Et comme dit, rien qu'avec des tweaks niveau système de fichier j'ai par exemple pu changer des temps d'extraction de 1 minute ou presque à environ 35 secondes, des copies de l'arbre de portage de 10 minutes à moins de 2 etc... crois moi, j'ai également vu des perfs de calcul sur réels (bc) passer du simple au double pour des questions de CFLAGS..., aucun OC ne fait ça.

----------

## theniaky

Oui je suis d'accord : cherche plutôt des optimisations un peu plus propre qu'un overclocking sur ta gentoo. Ca sera plus beaucoup plus fiable.

A mon avis, l'overclocking c'est bon uniquement pour certains jeux gourmands sous windows... Je vois pas trop l'intérêt de prendre ce risque sous linux...

----------

## toto89

Maitenant si je met windows et Gentoo sur le meme ordi... Car j'ai pas 36 ordi chez moi... Je suis dans le caca?

Gentoo compilera mal car j'ai fait de l'overcloking? Car a se que je sache tout ce fait dans le bios et donc peut importe le système d'exploitation mon ordi sera overcloker dès que je pèse sur le bouton power... Amoins que Gentoo a un logiciel pour remettre le processeur a la normal lorsque je boot sous Gentoo...
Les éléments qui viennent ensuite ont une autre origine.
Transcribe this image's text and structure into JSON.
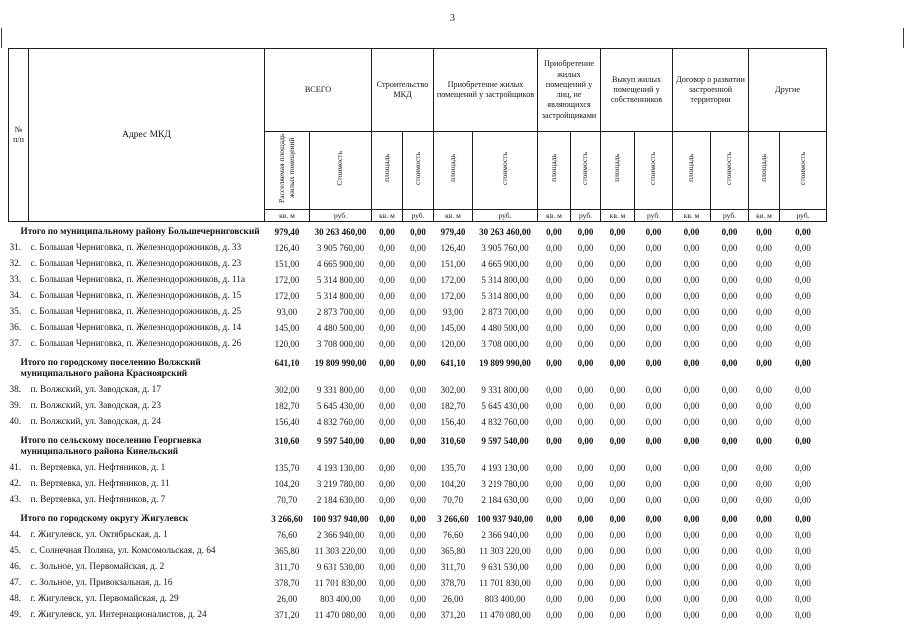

Alors c'est linux ou l'overcloking  :Sad: 

----------

## Scullder

 *titoucha wrote:*   

> J'ai eu pendant des mois un amd64 avec 22Mhz de plus sur ls fsb (+ de 240Mhz au cpu) jamais un seul problème, j'ai eu un autre amd64 avec 100Mhz au cpu que des soucis et hier un pc SANS overclocking avec une carte mère haut de game (pour overclockeur   ) qui à rendu l'âme  

 

Faut voir sur le long, le problème, c'est que l'augmentation du fsb se répercute sur les bus ide, pci, agp, etc (enfin théoriquement, on doit pouvoir fixer ces fréquences)... Ca doit pas faire du bien à la carte mère (en cas d'augmentation de température, les condensateurs ont mal, et je tenterai même pas d'augmenter le vcore) et au matos en général.

Bref, moi je m'abstiens, mais j'ai déjà essayé, mon amd64 3000+ a pris 350MHz en plus sans prob =)

toto89, à mon avis, si tu oc pas comme un bourrin, ça passe niveau stabilité mais après, comme tout overclock, à tes risques et périls.

----------

## antoine_

Et si tu faisais une seule chose à la fois ? :o)

Tu choisis Gentoo ou l'OC, et tu te lances. Une fois que tu maîtrises un des deux sujets tu passes à l'autre. Au moins ça t'aidera à mieux isoler d'où viennent tes problèmes si tu en rencontres.

----------

## titoucha

 *Scullder wrote:*   

>  *titoucha wrote:*   J'ai eu pendant des mois un amd64 avec 22Mhz de plus sur ls fsb (+ de 240Mhz au cpu) jamais un seul problème, j'ai eu un autre amd64 avec 100Mhz au cpu que des soucis et hier un pc SANS overclocking avec une carte mère haut de game (pour overclockeur   ) qui à rendu l'âme   
> 
> Faut voir sur le long, le problème, c'est que l'augmentation du fsb se répercute sur les bus ide, pci, agp, etc (enfin théoriquement, on doit pouvoir fixer ces fréquences)... Ca doit pas faire du bien à la carte mère (en cas d'augmentation de température, les condensateurs ont mal, et je tenterai même pas d'augmenter le vcore) et au matos en général.
> 
> Bref, moi je m'abstiens, mais j'ai déjà essayé, mon amd64 3000+ a pris 350MHz en plus sans prob =)
> ...

 

C'est clair que le matériel vieilli plus vite mais la carte mère qui à rendu l'âme avait un mois   :Twisted Evil: 

----------